30 Jun, 2021 at 11:20 | Posted in Economics | Comments Off on Taking the con out of RCTs

rcDevelopment actions and interventions (policies/programs/projects/practices) should be based on the evidence. This truism now comes with a radical proposal about the meaning of “the evidence.” In development practice, where there are hundreds of complex, sometimes rapidly changing, contexts seemingly innocuous phrases like “rely on the rigorous evidence” are taken to mean: “Ignore evidence from your context and rely in your context on evidence that was ‘rigorous’ for another place, another time, another implementing organization, another set of interacting policies, another set of local social norms, another program design and do this without any underlying model or theory that guides your understanding of the relevant phenomena.” …

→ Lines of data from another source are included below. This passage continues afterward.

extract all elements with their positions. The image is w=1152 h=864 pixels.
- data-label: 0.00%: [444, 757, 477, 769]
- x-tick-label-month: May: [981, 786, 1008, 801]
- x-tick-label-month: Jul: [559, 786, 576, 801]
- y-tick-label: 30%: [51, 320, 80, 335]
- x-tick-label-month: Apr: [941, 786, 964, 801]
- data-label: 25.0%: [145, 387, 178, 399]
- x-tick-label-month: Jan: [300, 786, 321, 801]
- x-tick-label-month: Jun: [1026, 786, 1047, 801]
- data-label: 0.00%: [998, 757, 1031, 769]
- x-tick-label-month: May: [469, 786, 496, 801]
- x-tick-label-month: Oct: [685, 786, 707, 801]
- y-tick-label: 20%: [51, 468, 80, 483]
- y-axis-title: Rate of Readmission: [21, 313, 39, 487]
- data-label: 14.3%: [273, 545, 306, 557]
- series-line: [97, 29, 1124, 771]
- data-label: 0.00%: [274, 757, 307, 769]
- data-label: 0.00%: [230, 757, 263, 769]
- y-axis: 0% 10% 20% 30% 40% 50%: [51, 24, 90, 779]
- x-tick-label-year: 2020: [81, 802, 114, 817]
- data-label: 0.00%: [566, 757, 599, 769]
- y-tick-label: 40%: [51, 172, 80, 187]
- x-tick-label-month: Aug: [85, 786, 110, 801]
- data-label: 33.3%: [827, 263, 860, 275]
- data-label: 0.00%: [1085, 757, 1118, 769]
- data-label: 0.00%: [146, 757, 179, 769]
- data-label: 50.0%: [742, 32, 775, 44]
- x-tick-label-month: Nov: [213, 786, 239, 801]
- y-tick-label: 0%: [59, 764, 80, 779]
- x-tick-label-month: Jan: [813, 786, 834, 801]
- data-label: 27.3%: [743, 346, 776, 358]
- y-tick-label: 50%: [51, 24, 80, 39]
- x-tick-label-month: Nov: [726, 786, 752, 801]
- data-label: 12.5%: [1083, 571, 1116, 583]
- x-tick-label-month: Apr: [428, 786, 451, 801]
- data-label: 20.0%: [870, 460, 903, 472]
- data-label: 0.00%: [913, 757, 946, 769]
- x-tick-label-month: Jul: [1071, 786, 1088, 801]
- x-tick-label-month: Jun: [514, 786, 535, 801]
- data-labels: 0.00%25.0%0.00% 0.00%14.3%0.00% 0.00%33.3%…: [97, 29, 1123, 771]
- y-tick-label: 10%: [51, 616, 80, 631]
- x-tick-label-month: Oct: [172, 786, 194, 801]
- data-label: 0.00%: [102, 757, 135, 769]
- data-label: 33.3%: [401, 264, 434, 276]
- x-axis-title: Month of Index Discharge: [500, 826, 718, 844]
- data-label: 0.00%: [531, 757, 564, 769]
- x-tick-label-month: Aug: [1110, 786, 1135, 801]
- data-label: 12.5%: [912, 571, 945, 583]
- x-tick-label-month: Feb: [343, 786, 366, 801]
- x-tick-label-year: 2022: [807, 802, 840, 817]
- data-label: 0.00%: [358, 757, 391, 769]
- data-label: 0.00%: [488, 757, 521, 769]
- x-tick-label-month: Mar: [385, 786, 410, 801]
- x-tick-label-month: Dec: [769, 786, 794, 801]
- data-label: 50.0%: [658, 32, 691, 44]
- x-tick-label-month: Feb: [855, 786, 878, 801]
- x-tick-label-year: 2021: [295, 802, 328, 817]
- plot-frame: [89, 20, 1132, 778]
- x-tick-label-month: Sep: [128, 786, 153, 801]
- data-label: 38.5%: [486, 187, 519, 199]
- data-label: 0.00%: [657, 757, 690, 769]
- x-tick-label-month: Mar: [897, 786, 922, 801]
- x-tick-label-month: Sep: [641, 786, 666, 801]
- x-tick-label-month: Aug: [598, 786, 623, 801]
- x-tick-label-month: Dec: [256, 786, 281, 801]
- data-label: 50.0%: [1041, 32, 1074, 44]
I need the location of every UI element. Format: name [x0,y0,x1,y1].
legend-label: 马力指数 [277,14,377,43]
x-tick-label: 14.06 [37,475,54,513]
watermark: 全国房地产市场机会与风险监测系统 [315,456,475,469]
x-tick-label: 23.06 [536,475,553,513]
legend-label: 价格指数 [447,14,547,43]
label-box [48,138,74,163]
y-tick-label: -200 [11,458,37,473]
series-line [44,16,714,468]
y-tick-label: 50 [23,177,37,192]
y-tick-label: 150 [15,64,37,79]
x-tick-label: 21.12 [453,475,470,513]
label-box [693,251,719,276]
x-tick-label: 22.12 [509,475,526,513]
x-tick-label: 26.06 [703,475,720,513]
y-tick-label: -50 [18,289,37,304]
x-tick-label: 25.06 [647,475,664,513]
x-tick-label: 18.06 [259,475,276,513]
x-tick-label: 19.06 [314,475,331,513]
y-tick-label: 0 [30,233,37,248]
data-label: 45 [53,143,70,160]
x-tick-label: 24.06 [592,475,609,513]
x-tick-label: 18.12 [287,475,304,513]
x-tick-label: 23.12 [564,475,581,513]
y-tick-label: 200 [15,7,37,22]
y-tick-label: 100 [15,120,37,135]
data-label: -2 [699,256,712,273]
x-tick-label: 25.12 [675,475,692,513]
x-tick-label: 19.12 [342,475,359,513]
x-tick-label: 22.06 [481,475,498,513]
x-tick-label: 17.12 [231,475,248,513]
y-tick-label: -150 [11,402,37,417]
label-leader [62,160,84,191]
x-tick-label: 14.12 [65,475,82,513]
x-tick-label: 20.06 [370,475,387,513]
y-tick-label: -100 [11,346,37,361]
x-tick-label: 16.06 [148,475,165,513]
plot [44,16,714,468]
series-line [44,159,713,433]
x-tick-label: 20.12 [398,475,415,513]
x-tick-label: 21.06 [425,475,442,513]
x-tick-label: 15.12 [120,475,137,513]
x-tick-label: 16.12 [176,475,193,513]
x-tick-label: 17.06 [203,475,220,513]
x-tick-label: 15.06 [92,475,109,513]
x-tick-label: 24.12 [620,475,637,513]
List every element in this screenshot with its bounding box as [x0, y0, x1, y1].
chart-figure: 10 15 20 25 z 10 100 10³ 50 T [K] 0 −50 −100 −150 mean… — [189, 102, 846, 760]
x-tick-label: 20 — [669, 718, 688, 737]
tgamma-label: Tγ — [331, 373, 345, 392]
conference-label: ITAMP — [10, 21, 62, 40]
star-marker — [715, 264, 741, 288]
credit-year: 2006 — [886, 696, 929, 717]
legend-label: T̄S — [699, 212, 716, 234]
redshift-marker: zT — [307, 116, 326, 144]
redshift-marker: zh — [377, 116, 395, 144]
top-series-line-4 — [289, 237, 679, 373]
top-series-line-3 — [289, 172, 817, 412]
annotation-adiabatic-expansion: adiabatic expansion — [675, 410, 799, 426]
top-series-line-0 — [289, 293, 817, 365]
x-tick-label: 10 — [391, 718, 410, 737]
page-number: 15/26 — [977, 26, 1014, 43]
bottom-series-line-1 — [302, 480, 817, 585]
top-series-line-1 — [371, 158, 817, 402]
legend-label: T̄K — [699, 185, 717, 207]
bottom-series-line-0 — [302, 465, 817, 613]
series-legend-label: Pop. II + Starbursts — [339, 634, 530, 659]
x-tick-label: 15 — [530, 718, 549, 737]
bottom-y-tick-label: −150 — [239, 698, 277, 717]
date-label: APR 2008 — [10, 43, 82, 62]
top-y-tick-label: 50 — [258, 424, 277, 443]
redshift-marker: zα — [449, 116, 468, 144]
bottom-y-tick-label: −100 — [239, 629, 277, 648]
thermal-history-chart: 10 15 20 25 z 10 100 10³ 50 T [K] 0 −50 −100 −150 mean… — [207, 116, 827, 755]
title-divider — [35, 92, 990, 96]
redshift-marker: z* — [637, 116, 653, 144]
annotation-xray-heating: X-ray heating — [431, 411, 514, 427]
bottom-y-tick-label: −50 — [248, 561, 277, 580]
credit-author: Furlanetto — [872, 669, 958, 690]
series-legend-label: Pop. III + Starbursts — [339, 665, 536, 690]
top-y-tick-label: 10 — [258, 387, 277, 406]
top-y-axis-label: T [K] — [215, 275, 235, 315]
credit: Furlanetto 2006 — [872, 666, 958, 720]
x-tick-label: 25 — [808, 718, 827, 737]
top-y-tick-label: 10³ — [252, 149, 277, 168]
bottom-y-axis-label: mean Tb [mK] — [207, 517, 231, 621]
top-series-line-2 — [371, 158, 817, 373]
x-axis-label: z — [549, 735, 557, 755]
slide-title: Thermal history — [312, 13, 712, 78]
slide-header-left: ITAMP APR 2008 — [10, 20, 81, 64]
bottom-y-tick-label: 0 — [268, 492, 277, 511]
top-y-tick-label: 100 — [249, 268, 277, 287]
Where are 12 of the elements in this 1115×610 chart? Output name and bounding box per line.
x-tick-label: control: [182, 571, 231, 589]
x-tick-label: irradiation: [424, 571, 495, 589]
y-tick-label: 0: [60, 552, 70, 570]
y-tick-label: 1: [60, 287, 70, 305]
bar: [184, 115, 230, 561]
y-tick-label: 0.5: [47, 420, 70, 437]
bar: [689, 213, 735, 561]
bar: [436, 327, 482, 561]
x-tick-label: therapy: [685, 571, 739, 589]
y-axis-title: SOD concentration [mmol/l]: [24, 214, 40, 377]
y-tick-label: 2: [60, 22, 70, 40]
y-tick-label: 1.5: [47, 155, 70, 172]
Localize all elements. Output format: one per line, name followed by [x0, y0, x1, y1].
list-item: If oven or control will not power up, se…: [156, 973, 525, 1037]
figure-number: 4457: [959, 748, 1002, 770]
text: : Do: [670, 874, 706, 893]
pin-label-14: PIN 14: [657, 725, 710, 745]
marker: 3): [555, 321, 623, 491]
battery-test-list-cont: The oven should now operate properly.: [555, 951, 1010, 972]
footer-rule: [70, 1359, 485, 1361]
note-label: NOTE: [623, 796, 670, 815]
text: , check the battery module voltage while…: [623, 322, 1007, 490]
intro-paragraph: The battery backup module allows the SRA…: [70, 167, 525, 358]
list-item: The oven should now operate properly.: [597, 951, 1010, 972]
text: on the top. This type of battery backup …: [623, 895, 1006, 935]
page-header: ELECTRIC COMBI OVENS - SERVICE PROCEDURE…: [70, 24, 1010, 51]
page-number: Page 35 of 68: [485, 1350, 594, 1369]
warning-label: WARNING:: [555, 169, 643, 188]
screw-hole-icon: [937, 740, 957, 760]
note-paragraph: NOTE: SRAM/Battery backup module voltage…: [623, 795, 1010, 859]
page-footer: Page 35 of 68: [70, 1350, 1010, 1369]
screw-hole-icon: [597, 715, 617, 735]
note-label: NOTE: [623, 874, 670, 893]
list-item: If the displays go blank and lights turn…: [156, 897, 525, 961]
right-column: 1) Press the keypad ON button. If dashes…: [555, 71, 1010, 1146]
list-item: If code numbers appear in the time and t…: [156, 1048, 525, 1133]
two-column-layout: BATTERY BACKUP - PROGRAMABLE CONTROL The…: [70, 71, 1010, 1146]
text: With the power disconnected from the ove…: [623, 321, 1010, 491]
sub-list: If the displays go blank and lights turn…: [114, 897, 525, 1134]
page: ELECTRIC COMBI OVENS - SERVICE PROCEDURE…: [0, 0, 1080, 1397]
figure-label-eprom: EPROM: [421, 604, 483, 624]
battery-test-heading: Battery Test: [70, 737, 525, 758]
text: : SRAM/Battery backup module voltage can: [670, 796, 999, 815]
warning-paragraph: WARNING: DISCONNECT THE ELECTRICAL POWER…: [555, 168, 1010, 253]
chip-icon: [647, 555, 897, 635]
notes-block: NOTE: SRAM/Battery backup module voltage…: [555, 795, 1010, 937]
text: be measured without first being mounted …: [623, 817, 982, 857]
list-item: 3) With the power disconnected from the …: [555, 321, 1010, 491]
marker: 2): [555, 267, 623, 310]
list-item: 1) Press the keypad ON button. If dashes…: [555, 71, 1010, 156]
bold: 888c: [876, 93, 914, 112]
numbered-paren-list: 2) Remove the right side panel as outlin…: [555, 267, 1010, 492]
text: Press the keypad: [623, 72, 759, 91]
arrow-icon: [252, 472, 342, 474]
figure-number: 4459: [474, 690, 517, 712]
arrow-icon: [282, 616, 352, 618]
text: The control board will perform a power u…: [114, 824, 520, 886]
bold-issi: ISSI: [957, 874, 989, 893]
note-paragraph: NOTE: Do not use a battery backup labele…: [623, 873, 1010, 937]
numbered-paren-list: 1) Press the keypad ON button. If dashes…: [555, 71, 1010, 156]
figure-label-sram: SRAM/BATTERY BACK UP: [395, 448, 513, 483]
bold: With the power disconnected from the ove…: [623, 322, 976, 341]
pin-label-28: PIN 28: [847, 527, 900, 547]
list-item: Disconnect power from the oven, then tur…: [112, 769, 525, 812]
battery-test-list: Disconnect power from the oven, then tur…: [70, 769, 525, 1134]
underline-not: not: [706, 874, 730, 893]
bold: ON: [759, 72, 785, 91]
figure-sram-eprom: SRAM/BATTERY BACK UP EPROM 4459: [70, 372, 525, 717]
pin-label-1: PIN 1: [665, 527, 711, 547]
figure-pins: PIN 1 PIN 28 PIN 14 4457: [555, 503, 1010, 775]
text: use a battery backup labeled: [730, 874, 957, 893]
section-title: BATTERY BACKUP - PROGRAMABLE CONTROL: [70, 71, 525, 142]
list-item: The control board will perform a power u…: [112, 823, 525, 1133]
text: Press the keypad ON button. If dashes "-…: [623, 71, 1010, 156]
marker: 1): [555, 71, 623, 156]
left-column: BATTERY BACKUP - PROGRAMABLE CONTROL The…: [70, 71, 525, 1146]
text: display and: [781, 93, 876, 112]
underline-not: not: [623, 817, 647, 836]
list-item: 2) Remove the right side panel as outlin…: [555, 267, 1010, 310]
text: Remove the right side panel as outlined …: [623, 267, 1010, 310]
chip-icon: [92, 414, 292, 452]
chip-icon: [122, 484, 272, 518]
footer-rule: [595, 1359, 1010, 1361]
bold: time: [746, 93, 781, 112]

The advocates of RCTs and the use and importance of rigorous evidence, who are mostly full-time academics based in universities, have often taken a condescending, if not outright ad hominem, stance towards development practitioners. They have often treated arguments against exclusive reliance on RCT evidence, like that the world is complex, getting things done in the real world is a difficult craft, that RCTs don’t address key issues, that results cannot be transplanted across contexts, not as legitimate arguments but as the self-interested pleadings of “bureaucrats” who don’t care about “the evidence” or development outcomes. Therefore, it is striking that it is the practitioner objections about external validity that are actually technically right about the unreliability of RCTs for making context-specific predictions and it is the academics that are wrong, and this in the technical domain that supposedly is the acamedicians comparative advantage.

Lant Pritchett

Just as econometrics, the use of randomization often promises more than it can deliver, basically because it requires assumptions that in practice are not possible to maintain. And just like econometrics, randomization is basically a deductive method. Given the assumptions, these methods deliver deductive inferences. The problem, of course, is that we will never completely know when the assumptions are right. And although randomization may contribute to controlling for confounding, it does not guarantee it, since genuine ramdomness presupposes infinite experimentation and we know all real experimentation is finite. And even if randomization may help to establish average causal effects, it says nothing of individual effects unless homogeneity is added to the list of assumptions. Causal evidence generated by randomization procedures may be valid in ‘closed’ models, but what we usually are interested in, is causal evidence in the real target system we happen to live in.

As Pritchett shows, does a conclusion established in population X hold for target population Y only under very restrictive conditions. ‘Ideally controlled experiments’ tell us with certainty what causes what effects — but only given the right ‘closures.’ Making appropriate extrapolations from (ideal, accidental, natural or quasi) experiments to different settings, populations or target systems, is not easy. “It works there” is no evidence for “it will work here”. Causes deduced in an experimental setting still have to show that they come with an export-warrant to the target population/system. The causal background assumptions made have to be justified, and without licenses to export, the value of ‘rigorous’ and ‘precise’ methods — and ‘on-average-knowledge’ — is despairingly small.